Voilà le socle de base sur lequel se base le roman. Et ce n’est qu’une partie de ce que l’auteur a à offrir tant il voit large et introduit tout un tas de concepts étonnants et de problématiques à l’avenant. Technologie vivante, néologisme nombreux (profitons-en ici pour saluer la traduction de Nathalie Mège, qui n’a pas dû être une partie de plaisir !), langage inventé, le roman a ainsi beaucoup à offrir. À tel point qu’il prend son temps pour démarrer vraiment. Beaucoup de temps. Variant sa narration entre présent et passé pour expliquer tous les tenants et aboutissants menant à l’intrigue principale, cette dernière ne décolle vraiment qu’à la moitié du roman, soit après 250 pages. Ça fait beaucoup. Mais l’aspect paradoxal de ça, c’est que c’est cette partie que j’ai préféré. Avide de découvrir ce monde étonnant, j’ai en effet trouvé cette longue introduction assez passionnante, elle qui n’hésite pas à digresser sur des aspects qui pourraient paraître anodins (le voyage dans l’espace par exemple).
Car il faut bien avouer que mon attention s’est ensuite peu à peu désagrégée. Il faut croire que je n’arrive pas à accrocher aux intrigues de China Miéville, puisque c’est un peu l’effet que j’avais ressenti pour « The city & the city ». La faute à deux choses essentiellement. La première tient à l’héroïne mise en scène par l’auteur. Avice est en effet relativement banale, ou plutôt est-ce le style utilisé par Miéville pour la faire parler qui m’est apparu banal. Pas d’accroches, pas d’empathie (et pourtant elle en traverse des drames, mais sans s’en émouvoir plus que ça…). Dans un roman écrit à la première personne, c’est évidemment un souci. Le deuxième problème, plus gênant encore selon moi, tient à ce manque quasi complet de descriptions. Miéville ne décrit rien ou presque, impossible de se représenter les Hôtes, impossible de visualiser leur habitat, leur ville, impossible de se rendre compte du décor du roman, le comble alors qu’il pèse allègrement ses 500 pages, largement de quoi correctement exposer son cadre !

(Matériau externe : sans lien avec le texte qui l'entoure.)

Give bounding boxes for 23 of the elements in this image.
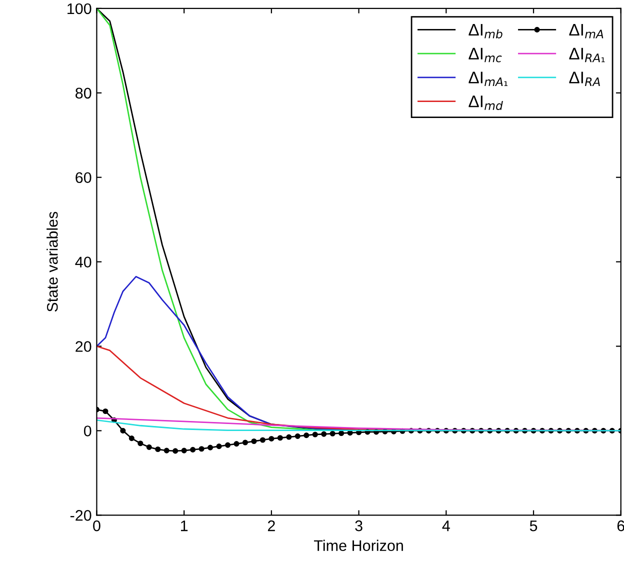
x-axis-title: Time Horizon <box>314 540 403 552</box>
legend-label: ΔI$_{mb}$ <box>468 24 502 38</box>
y-tick-label: 0 <box>84 426 92 436</box>
legend-label: ΔI$_{RA₁}$ <box>569 48 605 62</box>
x-tick-label: 3 <box>355 520 362 532</box>
legend-label: ΔI$_{mA}$ <box>569 24 604 38</box>
x-tick-label: 2 <box>268 520 275 532</box>
y-tick-label: 40 <box>75 256 92 268</box>
x-tick-label: 4 <box>442 520 450 532</box>
x-tick-label: 1 <box>180 520 188 532</box>
legend-label: ΔI$_{md}$ <box>468 96 503 110</box>
x-tick-label: 6 <box>617 520 624 532</box>
y-tick-label: 20 <box>76 341 92 352</box>
legend-label: ΔI$_{mc}$ <box>468 48 502 62</box>
legend-label: ΔI$_{RA}$ <box>569 72 600 86</box>
y-tick-label: 100 <box>68 3 92 14</box>
y-axis-title: State variables <box>46 212 58 312</box>
y-tick-label: -20 <box>70 510 92 521</box>
x-tick-label: 0 <box>93 520 100 532</box>
y-tick-label: 60 <box>76 172 92 184</box>
y-tick-label: 80 <box>76 88 92 99</box>
x-tick-label: 5 <box>530 520 538 532</box>
legend-label: ΔI$_{mA₁}$ <box>468 72 508 86</box>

Tout cela m’a beaucoup gêné et j’ai dû lutter pour arriver au bout d’un roman qui pose pourtant des problématiques intéressantes sur le langage, mais qui malgré tout ne parvient pas à garder un aspect cohérent tout du long. Ainsi, sans trop en dire, j’ai trouvé le dénouement ou en tout cas le retournement final trop facile, trop rapide, pas réaliste à mes yeux.
Il serait aisé pour moi de dire que ce roman n’est pas bon, mais je n’irai pas jusque là. Car il est pétri d’idées géniales, parce qu’il pose un contexte vraiment étonnant et qu’une telle débauche d’idées est à mettre au crédit de l’auteur. En revanche, je commence très sérieusement à me demander si China Miéville est fait pour moi… Il semblerait que ses intrigues me posent problème. Et puisque dans un roman, les idées, même géniales, ne suffisent pas…

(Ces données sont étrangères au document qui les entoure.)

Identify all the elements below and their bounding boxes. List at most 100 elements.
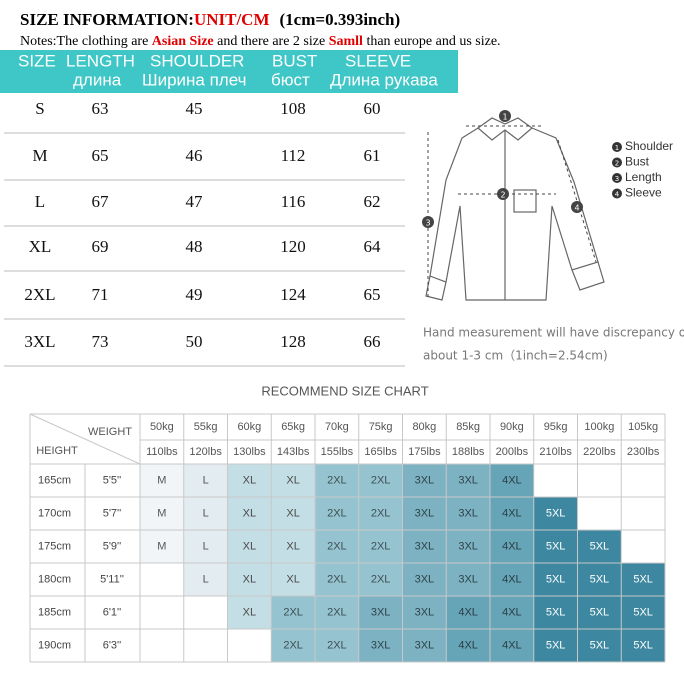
size-cell [358, 464, 403, 497]
size-cell [577, 596, 622, 629]
size-cell-label: 4XL [502, 474, 522, 486]
height-label: HEIGHT [36, 445, 78, 457]
size-cell [183, 563, 228, 596]
size-cell-label: 5XL [633, 573, 653, 585]
measurement: 50 [186, 332, 203, 351]
size-cell [490, 530, 534, 563]
marker-number: 4 [574, 204, 579, 213]
weight-kg: 80kg [412, 421, 436, 433]
size-cell-label: 5XL [590, 639, 610, 651]
column-header: LENGTH [66, 51, 135, 70]
weight-kg: 70kg [325, 421, 349, 433]
size-cell [402, 464, 447, 497]
size-cell-label: 5XL [633, 639, 653, 651]
weight-lbs: 230lbs [627, 446, 660, 458]
size-cell [271, 530, 315, 563]
size-cell [140, 464, 184, 497]
size-cell [358, 530, 403, 563]
weight-lbs: 155lbs [321, 446, 354, 458]
measurement-note: Hand measurement will have discrepancy o… [423, 326, 684, 340]
size-cell-label: 3XL [371, 639, 391, 651]
size-cell [315, 530, 359, 563]
measurement: 48 [186, 237, 203, 256]
height-cm: 175cm [38, 540, 71, 552]
size-label: S [35, 99, 44, 118]
size-cell-label: XL [286, 474, 299, 486]
weight-lbs: 210lbs [539, 446, 572, 458]
size-cell-label: 2XL [371, 540, 391, 552]
size-cell [227, 497, 272, 530]
size-cell [533, 596, 578, 629]
legend-number: 1 [615, 144, 619, 152]
size-cell-label: 2XL [327, 639, 347, 651]
height-cm: 185cm [38, 606, 71, 618]
size-cell [315, 464, 359, 497]
marker-number: 1 [502, 113, 507, 122]
size-cell [271, 497, 315, 530]
size-cell [446, 629, 490, 662]
weight-lbs: 120lbs [189, 446, 222, 458]
size-cell [227, 596, 272, 629]
measurement-note: about 1-3 cm（1inch=2.54cm) [423, 349, 608, 363]
height-ft: 5'5'' [103, 474, 122, 486]
size-cell [315, 497, 359, 530]
marker-number: 2 [500, 191, 505, 200]
size-cell [577, 629, 622, 662]
size-cell-label: L [203, 474, 209, 486]
size-cell-label: XL [243, 507, 256, 519]
notes-text: than europe and us size. [363, 34, 501, 49]
shirt-cuff-left [425, 275, 447, 301]
size-cell [227, 563, 272, 596]
size-cell-label: 5XL [590, 573, 610, 585]
size-cell-label: L [203, 507, 209, 519]
size-cell-label: XL [286, 507, 299, 519]
measurement: 46 [186, 146, 203, 165]
height-ft: 6'1'' [103, 606, 122, 618]
shirt-pocket [513, 189, 537, 213]
weight-kg: 105kg [628, 421, 658, 433]
legend-number: 4 [615, 191, 620, 199]
size-cell-label: XL [243, 540, 256, 552]
height-cm: 180cm [38, 573, 71, 585]
weight-kg: 75kg [369, 421, 393, 433]
size-cell-label: 3XL [415, 540, 435, 552]
size-cell [271, 629, 315, 662]
size-cell [490, 464, 534, 497]
size-cell-label: 2XL [327, 507, 347, 519]
size-cell [227, 530, 272, 563]
size-cell-label: 4XL [502, 573, 522, 585]
size-cell-label: 5XL [546, 606, 566, 618]
size-cell-label: M [157, 507, 166, 519]
marker-circle [571, 201, 583, 213]
column-header: BUST [272, 51, 317, 70]
size-cell-label: 2XL [371, 573, 391, 585]
weight-lbs: 110lbs [146, 446, 178, 458]
notes-highlight: Samll [329, 34, 363, 49]
measurement: 71 [92, 285, 109, 304]
column-header: SIZE [18, 51, 56, 70]
size-cell [446, 464, 490, 497]
size-cell-label: 2XL [327, 606, 347, 618]
weight-lbs: 143lbs [277, 446, 310, 458]
height-cm: 170cm [38, 507, 71, 519]
size-cell [490, 596, 534, 629]
size-cell [183, 497, 228, 530]
size-cell-label: 4XL [502, 639, 522, 651]
size-cell [446, 497, 490, 530]
size-label: L [35, 192, 45, 211]
legend-label: Shoulder [625, 139, 673, 153]
size-cell [402, 629, 447, 662]
measurement: 62 [364, 192, 381, 211]
height-ft: 6'3'' [103, 639, 122, 651]
size-cell-label: 3XL [458, 474, 478, 486]
size-label: XL [29, 237, 52, 256]
size-cell-label: 5XL [546, 507, 566, 519]
measurement: 67 [92, 192, 110, 211]
measurement: 124 [280, 285, 306, 304]
measurement: 73 [92, 332, 109, 351]
weight-kg: 60kg [237, 421, 261, 433]
size-cell [358, 497, 403, 530]
size-cell-label: 3XL [415, 474, 435, 486]
legend-number: 2 [615, 160, 619, 168]
size-cell [183, 530, 228, 563]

Lire aussi les avis de Gromovar, Cédric, Zina, Kaali, Lelf.
Tu confirmes parfaitement mon envie de ne pas le lire. Je me suis fait une raison, China Miéville, ce n’est pas pour moi non plus.
Je commence à me poser des questions… J’ai quand même envie de m’intéresser à sa trilogie fantasy : Perdido Street Station, Les Scarifiés, Le Concile de Fer. Enfin, le premier déjà, le reste on verra…
Ce livre-ci est évidemment à mon programme de lecture.
Une de tes remarques retient particulièrement mon attention aujourd’hui : je suis en train de lire un roman dans lequel l’auteur a choisi de décrire en long en large et en travers ses personnages à leur première apparition. Ça en devient comique : dès qu’un nouveau se pointe, on sait qu’on va avoir un paragraphe pour nous raconter sa moustache grisonnante/ses cheveux grassouillets/ses yeux d’huitre (pas pour le même personnage, je te rassure…). Au final, ça n’est pas vraiment mieux que pas de description du tout…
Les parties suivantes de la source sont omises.